Vatan ve Hürriyet (Turkish for "Motherland and Liberty") was a small, secret revolutionary society of reformist officers opposed to the autocratic regime of Ottoman sultan Abdul Hamid II in the early 20th century. It was started as an expansion of the Vatan Cemiyeti ("Motherland Society") in Thessaloniki by the future founder of the Republic of Turkey, Mustafa Kemal Atatürk and Mustafa Cantekin while Mustafa Kemal Atatürk was secretly staying in Thessaloniki with his mother Zübeyde Hanım during his exile in Damascus in 1906. The members of the society included Ömer Naci Soykan and two of his teachers from military school.

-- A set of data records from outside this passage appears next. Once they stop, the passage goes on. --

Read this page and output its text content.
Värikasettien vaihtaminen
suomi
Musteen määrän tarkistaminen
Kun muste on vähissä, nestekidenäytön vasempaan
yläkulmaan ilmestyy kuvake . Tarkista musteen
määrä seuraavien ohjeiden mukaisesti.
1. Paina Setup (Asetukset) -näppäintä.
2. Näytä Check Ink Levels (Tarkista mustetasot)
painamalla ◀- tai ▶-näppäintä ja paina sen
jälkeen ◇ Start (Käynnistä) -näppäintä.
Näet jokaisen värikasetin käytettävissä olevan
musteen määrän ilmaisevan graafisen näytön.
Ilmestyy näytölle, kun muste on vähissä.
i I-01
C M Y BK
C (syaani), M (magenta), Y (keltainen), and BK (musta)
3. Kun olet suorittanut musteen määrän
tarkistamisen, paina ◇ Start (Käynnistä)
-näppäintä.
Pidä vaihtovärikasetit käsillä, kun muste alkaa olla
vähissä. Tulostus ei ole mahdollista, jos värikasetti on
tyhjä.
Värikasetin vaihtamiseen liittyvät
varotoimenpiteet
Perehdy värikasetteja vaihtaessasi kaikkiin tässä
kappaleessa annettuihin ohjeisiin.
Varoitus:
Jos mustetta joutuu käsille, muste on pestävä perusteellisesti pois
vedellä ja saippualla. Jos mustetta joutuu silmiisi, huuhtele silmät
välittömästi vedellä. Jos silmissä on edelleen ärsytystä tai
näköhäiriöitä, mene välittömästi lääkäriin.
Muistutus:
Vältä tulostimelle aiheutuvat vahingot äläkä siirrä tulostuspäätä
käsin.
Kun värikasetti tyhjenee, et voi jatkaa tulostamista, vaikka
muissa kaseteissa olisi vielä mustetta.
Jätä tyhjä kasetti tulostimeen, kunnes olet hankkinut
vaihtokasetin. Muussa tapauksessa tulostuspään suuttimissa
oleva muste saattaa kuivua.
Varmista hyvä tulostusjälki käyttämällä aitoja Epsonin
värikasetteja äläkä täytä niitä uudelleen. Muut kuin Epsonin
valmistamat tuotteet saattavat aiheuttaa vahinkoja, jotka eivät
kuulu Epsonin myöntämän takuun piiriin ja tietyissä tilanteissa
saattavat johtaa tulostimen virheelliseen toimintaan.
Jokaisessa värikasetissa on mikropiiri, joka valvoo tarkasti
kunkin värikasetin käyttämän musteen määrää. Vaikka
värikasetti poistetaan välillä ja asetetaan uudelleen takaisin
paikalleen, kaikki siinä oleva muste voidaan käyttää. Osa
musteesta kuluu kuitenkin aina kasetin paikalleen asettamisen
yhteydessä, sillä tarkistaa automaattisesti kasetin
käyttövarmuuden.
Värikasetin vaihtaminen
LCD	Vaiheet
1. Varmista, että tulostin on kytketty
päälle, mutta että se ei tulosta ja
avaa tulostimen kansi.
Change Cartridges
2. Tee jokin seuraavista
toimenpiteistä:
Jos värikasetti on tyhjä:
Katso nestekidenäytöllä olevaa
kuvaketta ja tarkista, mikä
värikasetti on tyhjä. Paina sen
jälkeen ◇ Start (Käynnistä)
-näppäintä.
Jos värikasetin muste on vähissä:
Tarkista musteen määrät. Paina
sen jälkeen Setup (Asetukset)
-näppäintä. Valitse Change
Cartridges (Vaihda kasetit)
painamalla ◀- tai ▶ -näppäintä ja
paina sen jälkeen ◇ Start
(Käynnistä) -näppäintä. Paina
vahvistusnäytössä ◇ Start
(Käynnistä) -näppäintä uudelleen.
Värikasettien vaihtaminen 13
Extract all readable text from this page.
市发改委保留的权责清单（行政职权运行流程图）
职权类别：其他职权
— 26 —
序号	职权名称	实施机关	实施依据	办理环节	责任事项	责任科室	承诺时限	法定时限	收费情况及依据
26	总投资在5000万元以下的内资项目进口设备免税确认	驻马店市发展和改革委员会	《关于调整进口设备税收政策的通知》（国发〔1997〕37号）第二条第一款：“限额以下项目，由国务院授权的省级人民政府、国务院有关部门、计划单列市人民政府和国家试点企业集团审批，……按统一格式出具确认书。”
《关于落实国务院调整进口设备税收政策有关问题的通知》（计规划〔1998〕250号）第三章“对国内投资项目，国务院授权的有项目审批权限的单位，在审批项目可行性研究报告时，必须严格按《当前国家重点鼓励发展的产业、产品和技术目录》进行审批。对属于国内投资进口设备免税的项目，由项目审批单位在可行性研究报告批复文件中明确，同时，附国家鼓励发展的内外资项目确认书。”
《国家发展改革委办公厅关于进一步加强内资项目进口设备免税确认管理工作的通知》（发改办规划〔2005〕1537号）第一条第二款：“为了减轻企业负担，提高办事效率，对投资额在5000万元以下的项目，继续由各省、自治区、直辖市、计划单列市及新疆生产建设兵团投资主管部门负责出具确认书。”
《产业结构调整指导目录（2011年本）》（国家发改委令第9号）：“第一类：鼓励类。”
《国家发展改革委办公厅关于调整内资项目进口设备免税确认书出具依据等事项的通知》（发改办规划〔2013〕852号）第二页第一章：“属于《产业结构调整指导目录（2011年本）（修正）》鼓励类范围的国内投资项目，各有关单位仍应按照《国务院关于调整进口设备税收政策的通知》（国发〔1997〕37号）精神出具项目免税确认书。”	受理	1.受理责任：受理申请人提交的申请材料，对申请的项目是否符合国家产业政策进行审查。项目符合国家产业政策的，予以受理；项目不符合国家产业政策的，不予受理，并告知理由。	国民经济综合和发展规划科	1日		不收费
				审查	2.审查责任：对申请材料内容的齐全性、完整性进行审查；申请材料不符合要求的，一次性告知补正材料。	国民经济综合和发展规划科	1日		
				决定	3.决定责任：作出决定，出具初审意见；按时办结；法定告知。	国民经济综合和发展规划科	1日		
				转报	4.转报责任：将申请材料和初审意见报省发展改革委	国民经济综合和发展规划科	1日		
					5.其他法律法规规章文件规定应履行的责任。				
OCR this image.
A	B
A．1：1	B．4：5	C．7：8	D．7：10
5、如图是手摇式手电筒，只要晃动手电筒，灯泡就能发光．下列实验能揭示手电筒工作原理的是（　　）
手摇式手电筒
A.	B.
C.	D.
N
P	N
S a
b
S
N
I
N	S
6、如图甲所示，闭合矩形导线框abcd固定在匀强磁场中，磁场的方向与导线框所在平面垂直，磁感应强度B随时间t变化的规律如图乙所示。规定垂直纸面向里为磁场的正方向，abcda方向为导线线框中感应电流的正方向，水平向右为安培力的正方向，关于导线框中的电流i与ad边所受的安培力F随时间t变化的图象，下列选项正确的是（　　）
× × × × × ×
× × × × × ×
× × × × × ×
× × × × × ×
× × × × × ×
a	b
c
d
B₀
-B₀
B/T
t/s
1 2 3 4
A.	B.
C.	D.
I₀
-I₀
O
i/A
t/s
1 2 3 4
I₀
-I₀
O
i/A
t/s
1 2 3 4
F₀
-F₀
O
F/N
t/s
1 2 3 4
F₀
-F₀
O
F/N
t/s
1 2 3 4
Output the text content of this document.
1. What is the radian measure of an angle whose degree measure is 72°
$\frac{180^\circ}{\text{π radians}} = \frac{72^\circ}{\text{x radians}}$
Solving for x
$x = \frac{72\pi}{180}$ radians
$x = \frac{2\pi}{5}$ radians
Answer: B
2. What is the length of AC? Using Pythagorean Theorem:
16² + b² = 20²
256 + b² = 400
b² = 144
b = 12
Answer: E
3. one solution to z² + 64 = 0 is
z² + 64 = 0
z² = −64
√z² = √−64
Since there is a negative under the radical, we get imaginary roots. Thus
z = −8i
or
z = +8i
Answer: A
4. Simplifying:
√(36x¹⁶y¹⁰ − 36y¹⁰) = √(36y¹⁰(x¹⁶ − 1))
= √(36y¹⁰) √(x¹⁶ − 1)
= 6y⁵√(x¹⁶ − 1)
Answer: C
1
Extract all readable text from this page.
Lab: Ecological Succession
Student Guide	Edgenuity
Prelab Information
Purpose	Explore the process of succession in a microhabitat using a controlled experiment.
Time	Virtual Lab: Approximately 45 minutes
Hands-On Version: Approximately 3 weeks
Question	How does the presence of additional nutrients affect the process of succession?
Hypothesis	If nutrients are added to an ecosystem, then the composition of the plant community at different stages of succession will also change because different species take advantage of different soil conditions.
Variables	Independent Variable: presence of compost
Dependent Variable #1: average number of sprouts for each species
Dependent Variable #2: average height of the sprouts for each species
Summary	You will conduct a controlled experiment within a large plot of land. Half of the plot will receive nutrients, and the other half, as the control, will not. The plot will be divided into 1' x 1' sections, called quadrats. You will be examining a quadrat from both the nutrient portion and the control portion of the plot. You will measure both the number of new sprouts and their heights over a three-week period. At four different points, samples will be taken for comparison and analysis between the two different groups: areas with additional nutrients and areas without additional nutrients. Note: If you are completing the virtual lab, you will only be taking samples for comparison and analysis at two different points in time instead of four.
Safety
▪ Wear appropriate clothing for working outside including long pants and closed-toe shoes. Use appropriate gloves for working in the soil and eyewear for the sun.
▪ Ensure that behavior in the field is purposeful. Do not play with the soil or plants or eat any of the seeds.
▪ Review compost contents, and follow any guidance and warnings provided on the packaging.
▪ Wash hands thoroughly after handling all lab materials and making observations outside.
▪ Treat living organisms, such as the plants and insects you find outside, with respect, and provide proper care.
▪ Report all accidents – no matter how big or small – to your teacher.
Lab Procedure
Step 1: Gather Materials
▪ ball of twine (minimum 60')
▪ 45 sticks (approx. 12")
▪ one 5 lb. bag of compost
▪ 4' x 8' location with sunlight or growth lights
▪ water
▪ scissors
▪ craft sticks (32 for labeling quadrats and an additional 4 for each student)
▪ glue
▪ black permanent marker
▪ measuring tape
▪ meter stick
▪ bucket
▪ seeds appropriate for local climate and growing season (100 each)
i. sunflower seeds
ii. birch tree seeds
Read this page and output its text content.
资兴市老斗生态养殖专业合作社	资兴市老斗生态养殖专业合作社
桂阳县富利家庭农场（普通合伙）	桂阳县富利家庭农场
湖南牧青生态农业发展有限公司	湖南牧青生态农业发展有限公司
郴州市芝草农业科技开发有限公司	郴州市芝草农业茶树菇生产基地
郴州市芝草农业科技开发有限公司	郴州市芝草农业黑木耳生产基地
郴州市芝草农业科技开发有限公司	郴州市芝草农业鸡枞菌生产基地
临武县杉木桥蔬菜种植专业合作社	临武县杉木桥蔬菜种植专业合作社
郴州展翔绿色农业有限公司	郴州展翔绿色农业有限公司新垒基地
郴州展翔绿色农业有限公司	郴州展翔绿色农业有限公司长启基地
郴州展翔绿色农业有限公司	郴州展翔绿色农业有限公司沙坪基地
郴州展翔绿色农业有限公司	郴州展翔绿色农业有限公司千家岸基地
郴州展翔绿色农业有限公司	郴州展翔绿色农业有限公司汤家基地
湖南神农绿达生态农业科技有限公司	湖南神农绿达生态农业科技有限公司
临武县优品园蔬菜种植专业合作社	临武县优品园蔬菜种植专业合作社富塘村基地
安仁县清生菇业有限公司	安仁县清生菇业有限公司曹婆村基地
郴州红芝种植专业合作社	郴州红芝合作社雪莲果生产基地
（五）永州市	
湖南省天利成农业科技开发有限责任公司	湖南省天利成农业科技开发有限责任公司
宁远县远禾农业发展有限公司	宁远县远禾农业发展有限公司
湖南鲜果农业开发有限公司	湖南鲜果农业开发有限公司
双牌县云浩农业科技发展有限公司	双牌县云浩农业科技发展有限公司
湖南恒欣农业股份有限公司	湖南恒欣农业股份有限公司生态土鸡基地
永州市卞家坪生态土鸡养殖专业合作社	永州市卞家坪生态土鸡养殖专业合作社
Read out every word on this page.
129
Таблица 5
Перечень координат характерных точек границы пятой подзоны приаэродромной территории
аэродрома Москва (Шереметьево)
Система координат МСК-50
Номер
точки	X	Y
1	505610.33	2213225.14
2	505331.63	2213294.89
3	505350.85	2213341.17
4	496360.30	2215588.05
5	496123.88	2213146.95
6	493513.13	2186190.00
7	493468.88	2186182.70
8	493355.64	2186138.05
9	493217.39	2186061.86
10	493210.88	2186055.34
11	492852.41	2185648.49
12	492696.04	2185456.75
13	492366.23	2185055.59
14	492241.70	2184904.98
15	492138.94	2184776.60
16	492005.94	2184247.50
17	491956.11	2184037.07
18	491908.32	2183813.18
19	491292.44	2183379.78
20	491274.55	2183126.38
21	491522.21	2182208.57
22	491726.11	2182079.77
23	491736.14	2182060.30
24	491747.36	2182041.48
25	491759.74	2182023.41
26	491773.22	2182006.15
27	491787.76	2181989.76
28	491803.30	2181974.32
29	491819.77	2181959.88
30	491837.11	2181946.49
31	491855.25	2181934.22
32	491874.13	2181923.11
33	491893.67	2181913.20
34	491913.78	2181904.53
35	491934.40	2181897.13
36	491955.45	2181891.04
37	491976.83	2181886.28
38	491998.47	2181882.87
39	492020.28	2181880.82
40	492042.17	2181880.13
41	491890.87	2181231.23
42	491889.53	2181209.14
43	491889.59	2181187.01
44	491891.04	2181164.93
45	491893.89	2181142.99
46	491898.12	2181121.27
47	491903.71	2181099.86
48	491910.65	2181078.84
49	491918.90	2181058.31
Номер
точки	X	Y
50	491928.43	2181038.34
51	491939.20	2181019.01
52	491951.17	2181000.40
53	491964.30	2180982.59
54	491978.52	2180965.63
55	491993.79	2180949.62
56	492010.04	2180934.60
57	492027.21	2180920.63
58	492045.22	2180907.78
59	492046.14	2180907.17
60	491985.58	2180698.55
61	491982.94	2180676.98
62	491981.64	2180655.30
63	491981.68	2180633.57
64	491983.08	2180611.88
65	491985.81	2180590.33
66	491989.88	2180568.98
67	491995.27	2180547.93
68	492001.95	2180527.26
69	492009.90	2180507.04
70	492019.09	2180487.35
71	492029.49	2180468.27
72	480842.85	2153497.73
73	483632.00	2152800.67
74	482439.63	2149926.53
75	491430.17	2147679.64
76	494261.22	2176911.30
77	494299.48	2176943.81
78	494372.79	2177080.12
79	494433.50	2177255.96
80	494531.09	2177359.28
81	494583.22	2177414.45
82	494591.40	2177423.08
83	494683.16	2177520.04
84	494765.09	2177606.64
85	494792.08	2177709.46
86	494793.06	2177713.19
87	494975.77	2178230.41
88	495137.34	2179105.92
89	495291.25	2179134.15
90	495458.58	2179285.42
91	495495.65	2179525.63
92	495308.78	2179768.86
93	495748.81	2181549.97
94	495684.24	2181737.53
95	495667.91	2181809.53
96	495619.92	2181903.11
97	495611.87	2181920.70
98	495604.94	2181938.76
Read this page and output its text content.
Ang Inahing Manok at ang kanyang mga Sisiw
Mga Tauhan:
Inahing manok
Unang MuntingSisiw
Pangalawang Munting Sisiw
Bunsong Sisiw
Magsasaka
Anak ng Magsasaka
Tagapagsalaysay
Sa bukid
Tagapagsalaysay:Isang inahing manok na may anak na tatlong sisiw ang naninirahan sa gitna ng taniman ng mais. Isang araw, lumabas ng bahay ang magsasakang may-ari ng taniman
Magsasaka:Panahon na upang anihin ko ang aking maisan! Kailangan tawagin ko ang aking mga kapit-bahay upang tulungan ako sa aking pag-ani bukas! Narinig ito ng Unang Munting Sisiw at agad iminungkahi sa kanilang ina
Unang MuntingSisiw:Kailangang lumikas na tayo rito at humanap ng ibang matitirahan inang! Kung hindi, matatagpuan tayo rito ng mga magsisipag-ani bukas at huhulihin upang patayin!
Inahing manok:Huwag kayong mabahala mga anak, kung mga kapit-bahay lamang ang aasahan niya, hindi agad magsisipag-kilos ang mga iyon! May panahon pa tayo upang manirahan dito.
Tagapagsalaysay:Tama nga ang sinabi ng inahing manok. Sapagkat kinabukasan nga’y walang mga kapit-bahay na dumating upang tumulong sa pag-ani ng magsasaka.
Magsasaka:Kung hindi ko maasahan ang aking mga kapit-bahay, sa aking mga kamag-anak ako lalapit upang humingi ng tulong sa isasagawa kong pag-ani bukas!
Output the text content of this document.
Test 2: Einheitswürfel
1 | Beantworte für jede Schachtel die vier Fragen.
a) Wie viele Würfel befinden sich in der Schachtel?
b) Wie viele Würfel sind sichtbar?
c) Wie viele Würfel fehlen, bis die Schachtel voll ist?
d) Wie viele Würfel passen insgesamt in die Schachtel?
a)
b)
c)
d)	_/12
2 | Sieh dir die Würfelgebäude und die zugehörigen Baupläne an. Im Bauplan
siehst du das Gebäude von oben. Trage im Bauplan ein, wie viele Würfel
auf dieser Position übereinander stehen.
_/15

Vatan Cemiyeti was founded in Damascus earlier in 1906 by, then a military officer, Mustafa Kemal Atatürk, Müfit Özdeş, Hacı Mustafa and two more of their officer friends. The mission of Vatan Cemiyeti was to successfully carry out the liberal revolution and materialize the ideals of the founders. This society was the pioneer of many more liberal revolutionary societies to come.

Later in 1907 Vatan ve Hürriyet merged with İttihat ve Terakki and Mustafa Kemal Atatürk was left behind by the movement while he was back in Damascus.